Operations

Backups

Backup policies do the remembering for you: which VMs, how often, how many copies to keep, and where they go.

Incremental forever. After the first full copy, only changed data moves. Nightly backups of large VMs become a matter of minutes.
Application-consistent. The platform can quiesce the guest before the copy, so databases and journals recover cleanly, not "probably".
Off-site targets. Send copies to object storage or network shares outside the cluster. Transfers and stored data can be encrypted with keys you control.
Immutable retention. Targets can enforce write-once storage: for the retention period, nobody — not even an administrator, not ransomware with stolen credentials — can delete or alter a backup.
Restores go back to the original VM, to a new VM, or to a different cluster entirely from the off-site copy.

Disaster recovery

Backup gets your data back; DR gets your service back. The platform replicates chosen VMs to a second site, groups them into recovery plans with a boot order and per-VM network mapping, lets you rehearse the recovery without touching production, and keeps immutable copies for ransomware recovery. It has its own guide: Disaster recovery →

Upgrades

Platform upgrades are rolling: one node drains and updates while the others carry the load, then the next, until the cluster is uniform.
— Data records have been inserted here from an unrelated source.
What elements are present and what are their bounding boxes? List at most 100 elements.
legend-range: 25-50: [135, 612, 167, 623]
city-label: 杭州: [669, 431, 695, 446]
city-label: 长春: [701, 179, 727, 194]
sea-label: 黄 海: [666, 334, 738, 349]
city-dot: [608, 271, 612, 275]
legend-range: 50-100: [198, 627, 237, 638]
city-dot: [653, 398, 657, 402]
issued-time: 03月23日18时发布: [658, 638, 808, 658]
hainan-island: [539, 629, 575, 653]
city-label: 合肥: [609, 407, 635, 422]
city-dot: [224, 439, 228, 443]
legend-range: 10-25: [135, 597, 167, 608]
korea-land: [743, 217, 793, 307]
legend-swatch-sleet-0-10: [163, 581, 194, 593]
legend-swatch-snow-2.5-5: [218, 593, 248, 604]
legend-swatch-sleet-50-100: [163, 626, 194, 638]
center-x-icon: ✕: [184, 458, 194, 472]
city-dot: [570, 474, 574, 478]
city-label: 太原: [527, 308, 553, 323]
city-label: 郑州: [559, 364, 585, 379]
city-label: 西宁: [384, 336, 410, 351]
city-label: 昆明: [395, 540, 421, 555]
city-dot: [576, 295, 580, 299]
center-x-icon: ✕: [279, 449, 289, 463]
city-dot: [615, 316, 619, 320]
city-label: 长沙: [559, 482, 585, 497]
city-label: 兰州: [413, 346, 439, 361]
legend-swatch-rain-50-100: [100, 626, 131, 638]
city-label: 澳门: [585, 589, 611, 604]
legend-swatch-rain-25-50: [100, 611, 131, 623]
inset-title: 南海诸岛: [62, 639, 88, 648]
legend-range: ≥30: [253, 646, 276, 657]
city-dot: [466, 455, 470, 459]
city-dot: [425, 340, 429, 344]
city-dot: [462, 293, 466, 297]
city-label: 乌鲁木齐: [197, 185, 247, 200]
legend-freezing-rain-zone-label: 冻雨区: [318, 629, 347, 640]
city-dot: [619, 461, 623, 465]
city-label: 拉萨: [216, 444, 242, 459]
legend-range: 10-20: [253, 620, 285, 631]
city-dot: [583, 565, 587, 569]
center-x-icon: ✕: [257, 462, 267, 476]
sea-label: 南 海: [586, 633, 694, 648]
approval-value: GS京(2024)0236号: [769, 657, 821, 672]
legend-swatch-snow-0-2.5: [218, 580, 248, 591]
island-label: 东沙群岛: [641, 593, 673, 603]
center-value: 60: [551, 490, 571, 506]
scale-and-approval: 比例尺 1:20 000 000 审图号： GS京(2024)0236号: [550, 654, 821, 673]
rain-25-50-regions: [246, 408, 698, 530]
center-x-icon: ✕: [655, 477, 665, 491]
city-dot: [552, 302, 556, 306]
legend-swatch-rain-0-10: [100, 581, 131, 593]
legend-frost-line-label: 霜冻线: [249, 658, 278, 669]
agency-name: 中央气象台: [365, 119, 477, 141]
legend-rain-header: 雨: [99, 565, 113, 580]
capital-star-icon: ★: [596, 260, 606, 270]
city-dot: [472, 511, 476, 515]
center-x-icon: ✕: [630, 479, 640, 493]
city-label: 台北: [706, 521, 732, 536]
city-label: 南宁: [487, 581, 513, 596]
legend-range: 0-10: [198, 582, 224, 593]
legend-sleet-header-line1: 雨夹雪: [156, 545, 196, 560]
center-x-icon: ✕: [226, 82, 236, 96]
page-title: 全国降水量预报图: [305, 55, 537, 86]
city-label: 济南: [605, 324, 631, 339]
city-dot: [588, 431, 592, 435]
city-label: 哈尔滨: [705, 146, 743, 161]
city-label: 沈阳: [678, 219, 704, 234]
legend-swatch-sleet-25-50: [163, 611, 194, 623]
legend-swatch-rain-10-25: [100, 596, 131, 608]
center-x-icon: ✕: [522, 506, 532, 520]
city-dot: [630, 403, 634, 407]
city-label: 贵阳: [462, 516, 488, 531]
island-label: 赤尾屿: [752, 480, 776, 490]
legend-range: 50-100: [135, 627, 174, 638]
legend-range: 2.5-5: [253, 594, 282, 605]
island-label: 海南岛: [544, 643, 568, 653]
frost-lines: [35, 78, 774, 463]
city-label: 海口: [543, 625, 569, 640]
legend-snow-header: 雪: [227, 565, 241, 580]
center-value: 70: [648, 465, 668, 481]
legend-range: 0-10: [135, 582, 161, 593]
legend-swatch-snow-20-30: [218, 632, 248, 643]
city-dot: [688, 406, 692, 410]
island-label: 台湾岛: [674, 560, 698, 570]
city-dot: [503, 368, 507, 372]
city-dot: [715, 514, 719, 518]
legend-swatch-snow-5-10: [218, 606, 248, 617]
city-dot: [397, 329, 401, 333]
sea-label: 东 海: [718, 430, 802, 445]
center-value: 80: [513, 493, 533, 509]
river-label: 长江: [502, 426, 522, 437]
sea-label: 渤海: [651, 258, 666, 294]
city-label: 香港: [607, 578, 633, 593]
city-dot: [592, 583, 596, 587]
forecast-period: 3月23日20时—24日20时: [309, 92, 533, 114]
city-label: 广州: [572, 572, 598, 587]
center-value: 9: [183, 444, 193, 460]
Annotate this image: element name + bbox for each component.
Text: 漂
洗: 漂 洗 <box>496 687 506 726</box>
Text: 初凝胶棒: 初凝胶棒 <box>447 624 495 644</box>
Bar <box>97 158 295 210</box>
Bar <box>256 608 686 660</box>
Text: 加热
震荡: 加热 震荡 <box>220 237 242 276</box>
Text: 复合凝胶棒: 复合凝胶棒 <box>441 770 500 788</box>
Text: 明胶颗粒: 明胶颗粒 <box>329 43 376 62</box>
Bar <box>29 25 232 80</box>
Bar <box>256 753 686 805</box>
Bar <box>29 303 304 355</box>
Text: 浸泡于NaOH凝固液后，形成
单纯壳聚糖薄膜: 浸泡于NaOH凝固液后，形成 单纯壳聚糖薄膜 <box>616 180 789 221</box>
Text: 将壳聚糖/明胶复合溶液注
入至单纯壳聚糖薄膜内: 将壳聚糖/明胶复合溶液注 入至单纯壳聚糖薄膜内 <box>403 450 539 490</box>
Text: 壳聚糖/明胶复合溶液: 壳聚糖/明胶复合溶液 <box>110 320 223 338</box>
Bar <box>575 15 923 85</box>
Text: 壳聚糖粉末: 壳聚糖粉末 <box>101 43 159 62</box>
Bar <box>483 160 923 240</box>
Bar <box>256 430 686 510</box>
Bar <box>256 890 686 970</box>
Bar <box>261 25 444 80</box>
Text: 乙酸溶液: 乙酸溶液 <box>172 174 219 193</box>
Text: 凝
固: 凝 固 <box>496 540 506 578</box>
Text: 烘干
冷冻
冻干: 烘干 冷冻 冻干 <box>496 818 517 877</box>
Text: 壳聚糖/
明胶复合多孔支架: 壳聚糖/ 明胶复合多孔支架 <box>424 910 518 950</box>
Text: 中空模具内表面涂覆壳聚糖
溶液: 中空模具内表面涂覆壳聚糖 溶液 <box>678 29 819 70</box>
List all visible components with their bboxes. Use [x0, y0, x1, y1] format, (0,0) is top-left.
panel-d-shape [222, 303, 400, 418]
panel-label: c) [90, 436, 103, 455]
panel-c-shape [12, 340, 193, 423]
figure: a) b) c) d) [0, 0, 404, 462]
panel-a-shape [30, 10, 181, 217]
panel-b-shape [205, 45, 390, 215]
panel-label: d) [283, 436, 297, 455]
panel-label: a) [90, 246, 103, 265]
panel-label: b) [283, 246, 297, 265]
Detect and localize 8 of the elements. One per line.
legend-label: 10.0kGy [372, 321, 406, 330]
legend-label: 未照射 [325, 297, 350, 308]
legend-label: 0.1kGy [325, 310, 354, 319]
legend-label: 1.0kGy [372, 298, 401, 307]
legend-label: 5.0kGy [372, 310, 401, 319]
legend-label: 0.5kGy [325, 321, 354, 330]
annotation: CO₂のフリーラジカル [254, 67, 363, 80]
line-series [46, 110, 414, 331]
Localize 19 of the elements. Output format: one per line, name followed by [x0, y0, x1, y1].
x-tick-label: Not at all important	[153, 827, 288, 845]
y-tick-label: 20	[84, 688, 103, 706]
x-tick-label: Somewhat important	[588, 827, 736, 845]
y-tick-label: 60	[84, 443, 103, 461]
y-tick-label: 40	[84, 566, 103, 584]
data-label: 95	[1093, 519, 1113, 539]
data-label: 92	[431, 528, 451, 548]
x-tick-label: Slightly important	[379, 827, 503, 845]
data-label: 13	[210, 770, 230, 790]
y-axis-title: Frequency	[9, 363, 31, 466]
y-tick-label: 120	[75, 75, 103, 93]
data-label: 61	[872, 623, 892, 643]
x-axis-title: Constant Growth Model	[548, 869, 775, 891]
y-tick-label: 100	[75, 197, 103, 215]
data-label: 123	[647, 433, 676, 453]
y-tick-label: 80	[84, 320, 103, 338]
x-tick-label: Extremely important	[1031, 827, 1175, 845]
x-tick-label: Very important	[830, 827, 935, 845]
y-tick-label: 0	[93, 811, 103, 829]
Built-in preflight checks verify cluster health — every node reachable, storage healthy, no conflicting operations — and refuse to start otherwise. You choose the moment of each step or let it run unattended. A version inventory shows exactly what every node runs, so drift is visible at a glance.

Monitoring and alerting

Built-in metrics for every host, VM and container, with history kept at full resolution short-term and summarised long-term. No external database needed.
Capacity planning watches growth and projects when you'll cross 80, 90 and 100 percent of CPU, memory or storage — with enough notice to order hardware.
Alerting evaluates your rules continuously (CPU above X for Y minutes, host offline, storage filling) and delivers to e-mail, chat or any webhook, with cooldowns so one incident doesn't become two hundred messages.
Bring your own monitoring. A standard metrics endpoint exposes cluster, workload and platform health for Prometheus-compatible collectors; a ready-made Grafana dashboard ships with the platform. Audit and system logs forward to syslog/SIEM.

When things go wrong

A host dies: HA restarts its VMs on surviving hosts; storage was never only on the dead host. Replace the hardware whenever convenient and re-add it.
A disk dies: the storage pool re-replicates affected data automatically; you swap the disk at leisure.
A VM misbehaves: console access works even when the guest's network doesn't; snapshots give you a way back before risky changes.
You misbehave: the audit trail records who did what and when — also useful for un-doing it.